Fujikura: 362.000 Aktien für Management am 4. Juni
Nach einem deutlichen Kursrutsch erholt sich die Fujikura-Aktie dank eines erweiterten Management-Vergütungsprogramms und zeigt sich robust.

- Kurserholung nach starkem Einbruch
- Management erhält mehr Aktienvergütung
- Gewinnziel für 2028/29 enttäuscht
- Investitionen in US-Glasfaserproduktion
Die Aktie von Fujikura dreht wieder auf. Nachdem der Kurs am Donnerstag um 8,5 Prozent eingebrochen war, legte das Papier am Freitag um 8,2 Prozent zu und schloss bei 4.870 Yen. Eine volatile Woche geht mit einer deutlichen Erholung zu Ende.

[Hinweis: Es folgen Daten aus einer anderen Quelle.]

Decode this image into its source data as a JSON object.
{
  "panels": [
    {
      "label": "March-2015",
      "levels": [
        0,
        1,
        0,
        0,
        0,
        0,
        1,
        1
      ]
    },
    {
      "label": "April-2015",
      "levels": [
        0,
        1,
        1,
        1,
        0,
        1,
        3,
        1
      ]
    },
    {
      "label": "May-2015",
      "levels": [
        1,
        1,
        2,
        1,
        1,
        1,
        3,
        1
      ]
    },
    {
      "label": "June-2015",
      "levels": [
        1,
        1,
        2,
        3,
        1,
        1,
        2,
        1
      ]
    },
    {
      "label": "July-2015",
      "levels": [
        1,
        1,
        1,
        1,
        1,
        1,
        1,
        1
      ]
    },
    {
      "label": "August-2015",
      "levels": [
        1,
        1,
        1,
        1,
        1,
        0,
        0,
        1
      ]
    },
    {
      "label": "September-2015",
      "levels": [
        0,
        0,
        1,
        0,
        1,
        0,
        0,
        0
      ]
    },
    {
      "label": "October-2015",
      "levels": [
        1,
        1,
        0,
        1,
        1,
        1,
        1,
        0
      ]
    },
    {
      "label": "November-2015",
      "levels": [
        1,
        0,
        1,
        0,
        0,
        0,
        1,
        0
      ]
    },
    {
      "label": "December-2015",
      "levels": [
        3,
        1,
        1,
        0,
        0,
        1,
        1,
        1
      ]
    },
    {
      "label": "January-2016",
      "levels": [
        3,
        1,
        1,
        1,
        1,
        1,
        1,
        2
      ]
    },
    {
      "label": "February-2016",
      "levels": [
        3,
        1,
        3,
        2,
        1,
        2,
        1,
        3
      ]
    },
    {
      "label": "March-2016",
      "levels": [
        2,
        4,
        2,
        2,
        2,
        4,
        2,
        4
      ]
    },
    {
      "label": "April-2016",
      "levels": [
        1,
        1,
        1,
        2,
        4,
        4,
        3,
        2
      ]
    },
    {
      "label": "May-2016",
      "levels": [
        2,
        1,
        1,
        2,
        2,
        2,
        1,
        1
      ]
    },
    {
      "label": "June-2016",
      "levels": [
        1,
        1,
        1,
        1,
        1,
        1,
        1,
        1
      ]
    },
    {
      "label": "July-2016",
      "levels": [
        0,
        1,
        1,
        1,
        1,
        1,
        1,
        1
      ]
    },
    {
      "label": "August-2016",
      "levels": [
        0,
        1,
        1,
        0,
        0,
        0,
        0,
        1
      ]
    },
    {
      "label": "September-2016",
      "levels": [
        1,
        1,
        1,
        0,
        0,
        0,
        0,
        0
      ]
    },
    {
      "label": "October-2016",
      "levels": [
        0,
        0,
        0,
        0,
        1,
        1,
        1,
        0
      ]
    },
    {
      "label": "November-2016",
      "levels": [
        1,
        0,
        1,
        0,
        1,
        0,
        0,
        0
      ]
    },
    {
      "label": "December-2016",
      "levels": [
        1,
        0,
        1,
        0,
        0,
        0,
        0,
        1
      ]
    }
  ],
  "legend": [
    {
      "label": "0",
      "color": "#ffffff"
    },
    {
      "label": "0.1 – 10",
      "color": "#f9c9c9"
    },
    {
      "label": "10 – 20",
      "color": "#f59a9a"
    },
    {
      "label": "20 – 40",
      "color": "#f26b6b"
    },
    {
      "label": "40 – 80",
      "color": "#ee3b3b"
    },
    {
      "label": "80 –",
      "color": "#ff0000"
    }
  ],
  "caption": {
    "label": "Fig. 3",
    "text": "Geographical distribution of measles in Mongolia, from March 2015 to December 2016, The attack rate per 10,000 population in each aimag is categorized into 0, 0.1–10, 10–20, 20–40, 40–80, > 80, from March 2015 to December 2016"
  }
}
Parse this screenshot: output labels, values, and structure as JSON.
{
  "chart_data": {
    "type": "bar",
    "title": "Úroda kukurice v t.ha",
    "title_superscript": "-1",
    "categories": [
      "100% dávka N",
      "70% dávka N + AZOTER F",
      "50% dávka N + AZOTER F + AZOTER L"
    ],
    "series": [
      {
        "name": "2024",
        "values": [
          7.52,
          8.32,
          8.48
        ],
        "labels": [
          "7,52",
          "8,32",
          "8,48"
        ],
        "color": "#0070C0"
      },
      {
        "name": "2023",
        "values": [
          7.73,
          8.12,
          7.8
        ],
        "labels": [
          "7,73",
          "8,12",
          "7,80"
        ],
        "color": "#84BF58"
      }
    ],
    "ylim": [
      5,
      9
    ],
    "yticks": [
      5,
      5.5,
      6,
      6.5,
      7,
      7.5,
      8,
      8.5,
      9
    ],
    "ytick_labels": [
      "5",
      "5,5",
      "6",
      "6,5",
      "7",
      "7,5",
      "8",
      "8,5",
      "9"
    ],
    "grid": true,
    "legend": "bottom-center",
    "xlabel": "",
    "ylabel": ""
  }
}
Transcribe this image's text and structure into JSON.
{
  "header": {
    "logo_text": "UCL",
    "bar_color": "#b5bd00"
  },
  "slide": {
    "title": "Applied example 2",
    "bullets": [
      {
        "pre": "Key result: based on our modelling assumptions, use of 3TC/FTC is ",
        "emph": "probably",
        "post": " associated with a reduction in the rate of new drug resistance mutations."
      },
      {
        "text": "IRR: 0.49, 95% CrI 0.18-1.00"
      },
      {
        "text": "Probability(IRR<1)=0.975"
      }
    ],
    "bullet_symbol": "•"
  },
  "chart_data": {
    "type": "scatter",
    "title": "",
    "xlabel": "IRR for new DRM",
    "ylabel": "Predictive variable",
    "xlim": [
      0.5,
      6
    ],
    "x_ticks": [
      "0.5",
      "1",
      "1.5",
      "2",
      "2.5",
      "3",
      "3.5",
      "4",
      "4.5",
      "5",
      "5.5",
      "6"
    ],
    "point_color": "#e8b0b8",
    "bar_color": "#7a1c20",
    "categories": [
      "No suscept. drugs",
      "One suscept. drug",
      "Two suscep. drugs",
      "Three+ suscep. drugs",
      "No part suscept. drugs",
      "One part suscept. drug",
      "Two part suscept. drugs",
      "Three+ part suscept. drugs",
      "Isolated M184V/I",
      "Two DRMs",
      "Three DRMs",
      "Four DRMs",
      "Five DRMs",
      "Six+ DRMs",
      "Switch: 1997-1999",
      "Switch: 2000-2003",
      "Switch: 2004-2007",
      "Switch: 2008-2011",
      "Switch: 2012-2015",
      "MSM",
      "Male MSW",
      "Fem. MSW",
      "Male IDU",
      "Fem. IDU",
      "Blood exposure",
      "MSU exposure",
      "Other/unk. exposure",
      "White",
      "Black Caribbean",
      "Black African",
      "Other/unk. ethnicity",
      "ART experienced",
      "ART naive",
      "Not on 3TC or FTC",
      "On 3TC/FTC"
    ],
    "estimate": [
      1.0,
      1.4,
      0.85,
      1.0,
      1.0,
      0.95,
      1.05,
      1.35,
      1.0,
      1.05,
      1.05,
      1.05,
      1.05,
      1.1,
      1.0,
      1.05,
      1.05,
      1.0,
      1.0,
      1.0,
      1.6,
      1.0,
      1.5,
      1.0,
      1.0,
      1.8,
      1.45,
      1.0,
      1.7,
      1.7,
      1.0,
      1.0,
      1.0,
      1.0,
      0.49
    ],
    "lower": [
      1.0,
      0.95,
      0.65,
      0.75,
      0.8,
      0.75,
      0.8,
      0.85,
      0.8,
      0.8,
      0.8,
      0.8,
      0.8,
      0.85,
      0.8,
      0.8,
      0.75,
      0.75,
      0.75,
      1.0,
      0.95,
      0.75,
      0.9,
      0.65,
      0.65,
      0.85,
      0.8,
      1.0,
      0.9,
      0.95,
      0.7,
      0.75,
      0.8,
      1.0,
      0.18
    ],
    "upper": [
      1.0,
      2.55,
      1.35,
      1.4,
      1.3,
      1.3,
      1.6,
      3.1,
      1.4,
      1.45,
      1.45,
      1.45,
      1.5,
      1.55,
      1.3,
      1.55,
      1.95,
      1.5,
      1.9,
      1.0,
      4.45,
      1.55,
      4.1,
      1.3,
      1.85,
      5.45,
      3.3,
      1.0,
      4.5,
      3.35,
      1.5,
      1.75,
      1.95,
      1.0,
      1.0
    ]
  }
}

Der Grund für die Kehrtwende: Anleger sortieren die Nachrichten der Woche neu. Ein cleverer Schachzug des Managements gibt zusätzlichen Rückenwind.
Management kauft sich ein
Am 20. Mai weitete der Vorstand seine aktienbasierten Vergütungsprogramme aus. Konkret: Fujikura überträgt eigene Aktien an zwei Treuhandfonds – einen für Vorstände, einen für leitende Angestellte. Die Transaktion ist für den 4. Juni geplant.
Die Aufteilung: Rund 362.000 Aktien gehen an den Führungskräfte-Fonds, knapp 24.000 an den Direktoren-Fonds. Zusammen rund 1,8 Milliarden Yen. Die Botschaft ist klar: Das Management soll stärker am Aktienkurs partizipieren – und damit im Sinne der Aktionäre handeln.
Kein Wunder, dass die Märkte das Signal aufgreifen.
Gewinnziel enttäuscht – zunächst
Die Achterbahnfahrt hatte ihren Auslöser am 19. Mai. Fujikura präsentierte seinen mittelfristigen Plan. Die Zahlen für das abgelaufene Geschäftsjahr waren stark: Der Umsatz stieg um 20,7 Prozent auf 1,18 Billionen Yen, der Gewinn legte sogar um 72,5 Prozent auf 157,2 Milliarden Yen zu.
Doch der Ausblick verhagelte die Stimmung. Für das Geschäftsjahr 2028/29 peilt Fujikura ein operatives Ergebnis von 315 Milliarden Yen an. Analysten hatten für den KI-Infrastruktur-Lieferanten mehr erwartet – mindestens eine Verdopplung des laufenden Gewinns.
Die Enttäuschung traf auf einen breiten Ausverkauf japanischer Technologiewerte. Die Kombination ließ die Aktie am Donnerstag einbrechen. Der Freitag brachte dann die Korrektur.
Engpässe in der Produktion
Fujikura investiert massiv in den Ausbau, vor allem in den USA. 260 Milliarden Yen fließen in die Glasfaser-Produktion. Gleichzeitig bremst ein akuter Wasserstoff-Mangel die Fertigung. Wasserstoff ist ein kritischer Rohstoff bei der Glasfaser-Herstellung.
Hinzu kommt: Für die Geschäftsjahre 2027 und 2028 erwartet das Management eine Verlangsamung des Umsatzwachstums in bestimmten Produktlinien. Auch Engpässe bei Vorprodukten könnten die Kapazitäten begrenzen.
Die Märkte scheinen diese Risiken nun einzupreisen. Die Erholung am Freitag zeigt: Anleger setzen auf Fujikuras langfristige Rolle in der Infrastruktur – trotz kurzfristiger Dämpfer. Der mittelfristige Plan vom 19. Mai bleibt der entscheidende Referenzpunkt für die kommenden Monate.